Arch Capital Group, the Bermuda headquartered specialty insurance and reinsurance company, has pre-announced an estimated up to $345 million of catastrophe losses for the third-quarter, which it has based on an expected industry loss burden of at least $47 billion.
Arch Capital is the first of the Bermudian re/insurer’s to pre-announce its third-quarter catastrophe claims burden and the reasonably high figures give us an idea of what to expect, especially for some of the more property catastrophe focused players.
Arch said it expects to report pre-tax net catastrophe losses of between $330 million and $345 million, with these claims flowing across its property casualty insurance and reinsurance segments from global catastrophe loss events that occurred during the third-quarter of 2021.
The majority of these losses come from hurricane Ida and the European flood events, with the rest from a range of other global loss activity.
The loss estimates, of $330 million to $345 million, are given net of reinsurance recoveries and reinstatement premiums, suggesting some protection will help Arch in paying its claims, either on the reinsurance or retrocession side.
Around two-thirds of the estimated catastrophe losses are said to have come from the reinsurance side of the business, according to Arch, suggesting retro may be the source of at least some recoveries for the company.
Arch Capital has based its estimate on certain levels of industry loss for the major events and it has picked hurricane Ida at $30 billion, which is interesting as this seems on the lower side, given where modelled loss estimates suggest Ida could end up.

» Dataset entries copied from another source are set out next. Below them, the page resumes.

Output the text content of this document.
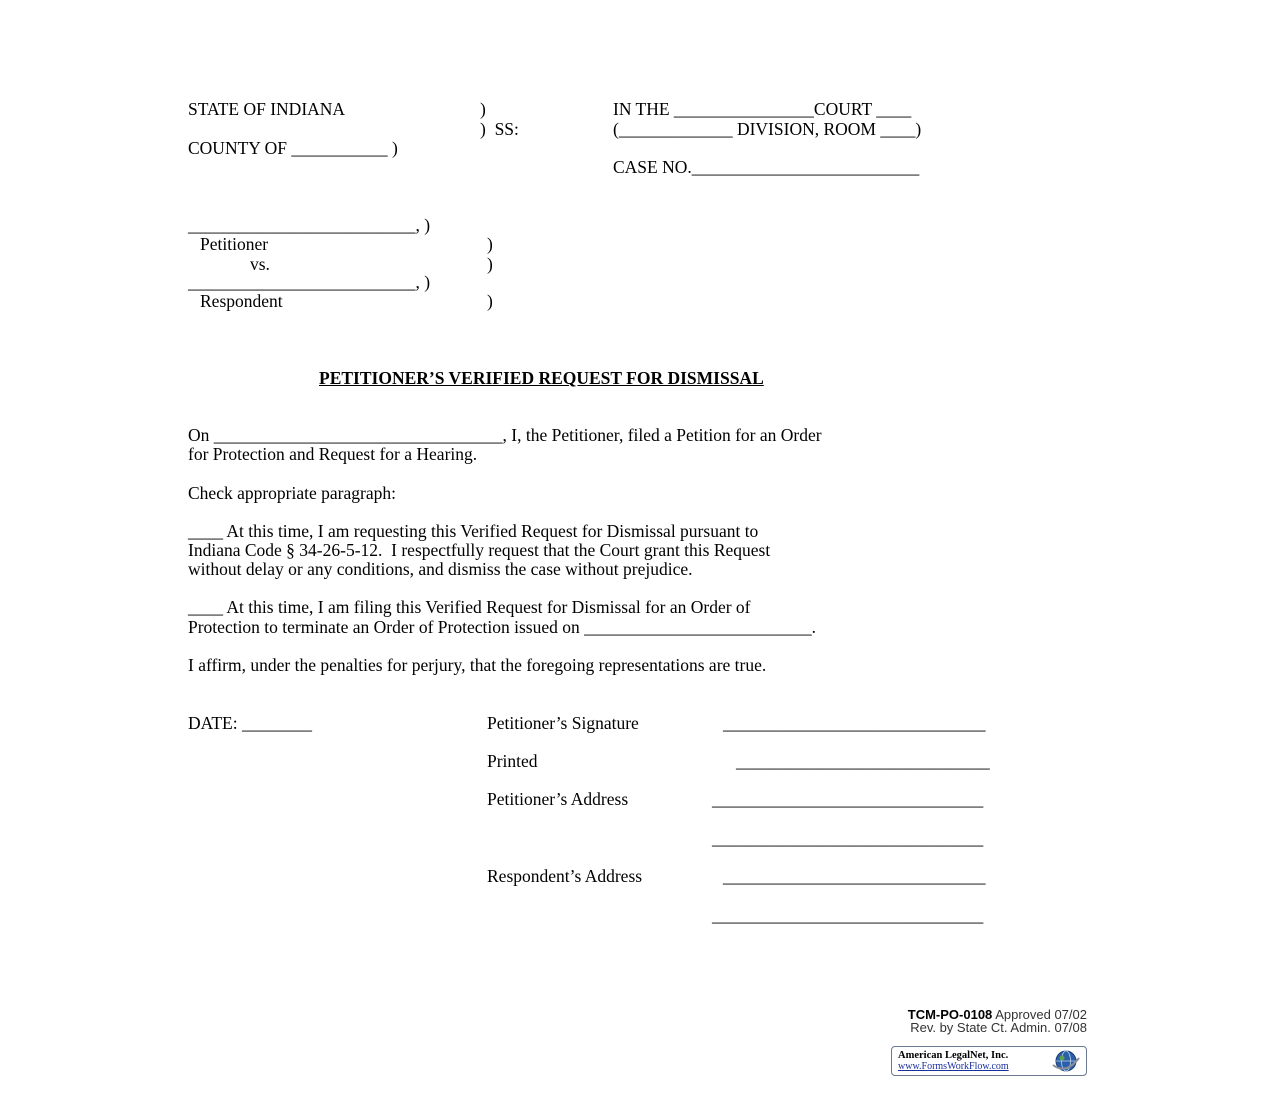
STATE OF INDIANA	)
)  SS:
COUNTY OF ___________ )
IN THE ________________COURT ____
(_____________ DIVISION, ROOM ____)
CASE NO.__________________________
__________________________, )
Petitioner	)
vs.	)
__________________________, )
Respondent	)
PETITIONER’S VERIFIED REQUEST FOR DISMISSAL
On _________________________________, I, the Petitioner, filed a Petition for an Order
for Protection and Request for a Hearing.
Check appropriate paragraph:
____ At this time, I am requesting this Verified Request for Dismissal pursuant to
Indiana Code § 34-26-5-12.  I respectfully request that the Court grant this Request
without delay or any conditions, and dismiss the case without prejudice.
____ At this time, I am filing this Verified Request for Dismissal for an Order of
Protection to terminate an Order of Protection issued on __________________________.
I affirm, under the penalties for perjury, that the foregoing representations are true.
DATE: ________	Petitioner’s Signature	______________________________
Printed	_____________________________
Petitioner’s Address	_______________________________
_______________________________
Respondent’s Address	______________________________
_______________________________
TCM-PO-0108 Approved 07/02
Rev. by State Ct. Admin. 07/08
American LegalNet, Inc.
www.FormsWorkFlow.com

With loss creep, which is expected, plus the flood impacts further north and east from Ida’s remnants, the market does seem to be largely forecasting a loss of above $30 billion, with $35 billion seeming a good place to start anticipating Ida to settle, according to our sources.
On the European flooding, Arch has gone with the widely accepted $12 billion industry loss estimate, which could also have some scope for further creep, we understand.
Another more than $5 billion of industry losses are attributed to other, more minor, global catastrophe loss events that occurred during Q3 2021, which takes you to the more than $47 billion quarterly industry toll that Arch has based its estimates on.
Arch has been cautious though, highlighting potentially “significant uncertainties surrounding the ultimate number of claims and scope of damage resulting from these events.”
The company also said that its estimates are only based on claims incurred as of the end of September, which also suggests the figures are more likely to creep.
As a result, “actual losses from these events may vary materially from the estimates,” Arch said.
Arch works with third-party capital in a number of ways, managing some for investors, and also fronting risks for ILS funds and investors as well.
This means its exposure to these catastrophe events on a gross basis was likely far higher, while the third-party capital partners and ILS funds that Arch Capital works with will have reduced the gross loss burden.
Losses aside, Arch remains very well-capitalised and also announced an expansion of its share buyback program to $1.5 billion yesterday.
It’s going to be interesting to see how large other Bermudian re/insurers losses are from these events, as Arch has often proven to be more property catastrophe cautious than some others. Expect further pre-announcements as the Q3 reporting season approaches.